On front-wheel drive cars and minivans, the front wheels tend to wear at a much faster rate than those on the rear. After 50,000 or 60,000 miles of driving, the front tires may be worn out while the ones on the back may still have half or more of their tread life remaining. By rotating the tires front to rear and side to side, differences in wear patterns between the wheel locations spreads the wear out and more or less wears the tires evenly -- or so the theory goes. Consequently, tires that would have lasted only 50,000 or 60,000 miles on the front of a front-wheel drive car may last 70,000 or 80,000 miles. But on the other hand, the tires on the rear that may well have gone 100,000 miles only last 70,000 or 80,000 miles.
Those who say rotating tires is a waste of time argue that it makes more sense to replace the front tires on a front-wheel drive car or minivan when they wear out, but to leave the back tires alone -- especially if you're putting a lot of miles on the vehicle or plan to keep it a long time. The back tires will probably last as long as two sets of front tires, so in the long run you end up buying the same number or possibly even fewer tires by not rotating. Plus, you've saved the time and money that would have been spent on rotating the tires.
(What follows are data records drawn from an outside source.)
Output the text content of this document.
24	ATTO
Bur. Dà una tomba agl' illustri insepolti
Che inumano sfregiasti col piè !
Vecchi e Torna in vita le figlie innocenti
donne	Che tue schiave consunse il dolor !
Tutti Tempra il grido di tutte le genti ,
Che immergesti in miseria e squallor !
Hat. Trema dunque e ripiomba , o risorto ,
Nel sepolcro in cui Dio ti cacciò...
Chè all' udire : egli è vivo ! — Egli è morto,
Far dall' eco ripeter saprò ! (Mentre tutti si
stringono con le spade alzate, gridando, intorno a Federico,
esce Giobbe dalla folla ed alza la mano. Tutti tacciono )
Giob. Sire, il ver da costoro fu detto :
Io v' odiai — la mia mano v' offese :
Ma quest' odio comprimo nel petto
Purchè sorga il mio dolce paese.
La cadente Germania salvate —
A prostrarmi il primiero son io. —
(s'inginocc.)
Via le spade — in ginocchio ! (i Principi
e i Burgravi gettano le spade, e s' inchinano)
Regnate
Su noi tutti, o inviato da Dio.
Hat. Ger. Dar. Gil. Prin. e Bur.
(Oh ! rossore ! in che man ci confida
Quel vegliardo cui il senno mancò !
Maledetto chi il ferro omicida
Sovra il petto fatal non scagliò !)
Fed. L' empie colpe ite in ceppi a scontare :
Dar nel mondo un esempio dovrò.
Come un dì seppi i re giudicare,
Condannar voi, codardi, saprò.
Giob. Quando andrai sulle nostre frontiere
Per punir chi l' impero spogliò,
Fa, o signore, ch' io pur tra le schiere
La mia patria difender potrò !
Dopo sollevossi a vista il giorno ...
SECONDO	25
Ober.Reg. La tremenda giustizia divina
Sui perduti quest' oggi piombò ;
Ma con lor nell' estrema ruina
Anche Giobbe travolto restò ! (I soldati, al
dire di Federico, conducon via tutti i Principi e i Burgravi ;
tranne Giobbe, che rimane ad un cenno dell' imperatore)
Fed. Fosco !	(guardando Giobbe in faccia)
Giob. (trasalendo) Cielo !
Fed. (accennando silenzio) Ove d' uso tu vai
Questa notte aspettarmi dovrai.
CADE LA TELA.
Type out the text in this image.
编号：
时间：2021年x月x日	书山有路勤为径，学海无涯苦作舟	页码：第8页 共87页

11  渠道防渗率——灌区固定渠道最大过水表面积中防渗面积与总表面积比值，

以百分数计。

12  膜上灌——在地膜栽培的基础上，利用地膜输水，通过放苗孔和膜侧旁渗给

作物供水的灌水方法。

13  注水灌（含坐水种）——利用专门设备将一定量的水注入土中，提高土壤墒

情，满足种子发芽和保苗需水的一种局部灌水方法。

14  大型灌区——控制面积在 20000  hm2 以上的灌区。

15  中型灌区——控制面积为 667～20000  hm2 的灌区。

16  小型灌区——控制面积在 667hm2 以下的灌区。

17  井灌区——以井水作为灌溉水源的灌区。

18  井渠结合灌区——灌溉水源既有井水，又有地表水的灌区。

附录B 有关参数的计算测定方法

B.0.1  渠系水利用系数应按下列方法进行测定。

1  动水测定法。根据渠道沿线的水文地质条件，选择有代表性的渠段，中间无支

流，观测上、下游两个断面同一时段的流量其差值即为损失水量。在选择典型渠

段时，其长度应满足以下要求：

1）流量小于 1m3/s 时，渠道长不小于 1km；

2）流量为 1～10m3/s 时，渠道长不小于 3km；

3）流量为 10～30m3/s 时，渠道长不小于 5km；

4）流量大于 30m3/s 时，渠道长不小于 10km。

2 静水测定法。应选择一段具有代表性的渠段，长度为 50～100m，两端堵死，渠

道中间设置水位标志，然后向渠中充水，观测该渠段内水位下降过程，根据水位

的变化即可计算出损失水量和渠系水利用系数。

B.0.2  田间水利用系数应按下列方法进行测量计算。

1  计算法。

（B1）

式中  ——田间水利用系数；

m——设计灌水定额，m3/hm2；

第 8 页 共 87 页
This argument doesn't fly in the case of certain low profile performance tires that have a tendency to develop a heel-and-toe wear pattern if left in the same wheel position too long.
For rear-wheel drive cars and trucks, the recommended tire rotation pattern is to rotate the front wheels to the opposite side on the rear, and move the rear wheels to the same side on the front.
For front-wheel drive cars and minivans, the recommended tire rotation pattern is to rotate the rear wheels to the front on the opposite side, and move the front wheels to the rear on the same side.
If your vehicle has "directional" tires (small arrows or triangles indicating the direction of travel), the wheels must not be switched side to side. They can, however, be rotated front to rear on the same side.
If the front and rear wheels and/or tires on your vehicle are of different size, then rotation is out of the question.